An ability to identify the position of the sun in the sky by recognising polarised light might once have helped humans to navigate, the researchers speculated.

This would have been especially useful in northern latitudes where the twilight period, when the sun is below the horizon but the stars are still not visible, is particularly long.

How can we all tap into this super-vision?

Most of us have to be taught how to tap into our super-vision.

The key is to watch out for Haidinger’s brushes, a subtle short-lived visual effect that occurs when we look at polarised light.

Haidinger’s brushes, named after their 19th century discoverer Wilhelm Karl von Haidinger, appear as a faint pattern of yellow and blue bow-tie shapes that fade after less than five seconds.

They can be observed by looking at a region of blue sky approximately 90 degrees from the sun, especially around sunset or sunrise, or at a white region on a liquid crystal display.

“You can see Haidinger’s brushes if you look at a blank white portion of an LCD screen on a computer, tablet or phone,” said Dr Shelby Temple, from the Ecology of Vision Group at the University of Bristol. “Tilt your head from side to side and faint yellow brushes should become visible.”

Although the effect quickly fades, it can be maintained by rotating the eye around the primary visual axis relative to the light field – in other words, by tilting the head.

What did the study look at?

Tests carried out on 24 volunteers by the Bristol team found that participants had an average polarisation sensitivity threshold of 56%.

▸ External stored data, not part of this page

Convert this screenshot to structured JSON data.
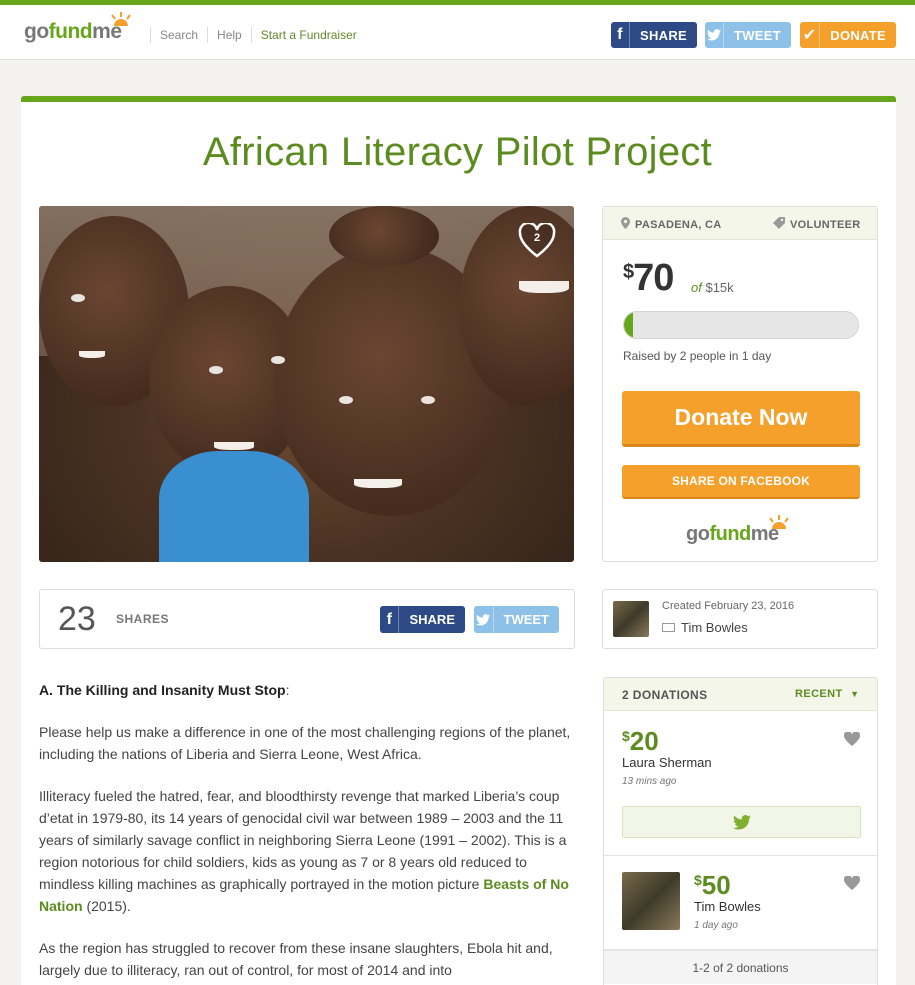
{
  "header": {
    "logo_go": "go",
    "logo_fund": "fund",
    "logo_me": "me",
    "nav": [
      "Search",
      "Help",
      "Start a Fundraiser"
    ],
    "share_label": "SHARE",
    "tweet_label": "TWEET",
    "donate_label": "DONATE"
  },
  "campaign": {
    "title": "African Literacy Pilot Project",
    "hearts": "2",
    "location": "PASADENA, CA",
    "category": "VOLUNTEER",
    "raised_symbol": "$",
    "raised_amount": "70",
    "goal_of": "of",
    "goal": "$15k",
    "progress_fraction": 0.005,
    "raised_by_prefix": "Raised by",
    "raised_by_people": "2",
    "raised_by_middle": "people in",
    "raised_by_days": "1",
    "raised_by_suffix": "day",
    "donate_now": "Donate Now",
    "share_on_facebook": "SHARE ON FACEBOOK"
  },
  "shares": {
    "count": "23",
    "label": "SHARES",
    "share_label": "SHARE",
    "tweet_label": "TWEET"
  },
  "creator": {
    "created": "Created February 23, 2016",
    "name": "Tim Bowles"
  },
  "story": {
    "heading": "A.  The Killing and Insanity Must Stop",
    "heading_colon": ":",
    "p1": "Please help us make a difference in one of the most challenging regions of the planet, including the nations of Liberia and Sierra Leone, West Africa.",
    "p2_before": "Illiteracy fueled the hatred, fear, and bloodthirsty revenge that marked Liberia’s coup d’etat in 1979-80, its 14 years of genocidal civil war between 1989 – 2003 and the 11 years of similarly savage conflict in neighboring Sierra Leone (1991 – 2002). This is a region notorious for child soldiers, kids as young as 7 or 8 years old reduced to mindless killing machines as graphically portrayed in the motion picture ",
    "p2_link": "Beasts of No Nation",
    "p2_after": " (2015).",
    "p3": "As the region has struggled to recover from these insane slaughters, Ebola hit and, largely due to illiteracy, ran out of control, for most of 2014 and into"
  },
  "donations": {
    "count_label": "2 DONATIONS",
    "sort_label": "RECENT",
    "items": [
      {
        "symbol": "$",
        "amount": "20",
        "name": "Laura Sherman",
        "time": "13 mins ago"
      },
      {
        "symbol": "$",
        "amount": "50",
        "name": "Tim Bowles",
        "time": "1 day ago"
      }
    ],
    "footer": "1-2 of 2 donations"
  },
  "colors": {
    "brand_green": "#67a61b",
    "title_green": "#5c8c1f",
    "facebook_blue": "#2d4a86",
    "twitter_blue": "#8ec1e8",
    "donate_orange": "#f5a02a"
  }
}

The study used special filters to vary the percentage of polarised light from zero to 100%.

The aim was to test the minimum percentage polarisation at which Haidinger’s brushes could be detected.

Scientists were also able to confirm that some individuals can detect a “flip-flop” Haidinger effect as the polarisation angle is rotated.

How do humans compare to other animals?

Some participants in the study could detect light that was less than 25% polarised. While this performance is not on a par with an invertebrate like a cuttlefish, it’s still better than that of any other vertebrate tested so far.

Studies of polarised light detection in other vertebrates have involved rainbow trout and other fish, and seals.

Rainbow trout were shown to have sensitivity threshold levels of between 63% and 75%. However, experiments using modified LCDs to test polarisation vision in seals and other fishes failed to show any behavioural responses.

It could be that, like humans, such animals detect subtle phenomena that cannot easily be tested, said the researchers.

Is any of this useful in the 21st century?

Today, research into polarised light could point towards new methods of screening people at risk of age-related macular degeneration (AMD), which causes blindness.

Seeing Haidinger’s brushes appears to involve carotenoid pigments in the macular, the pigmented central region of the retina.

Individual sensitivity to polarised light correlated closely with macular pigment density, the researchers found.

Measuring a person’s ability to perceive Haidinger’s brushes might provide a way to identify those with thinning maculars who may be at high risk of AMD, they suggest. The disease, which causes gradual loss of central vision, is currently the leading cause of blindness in the developed world.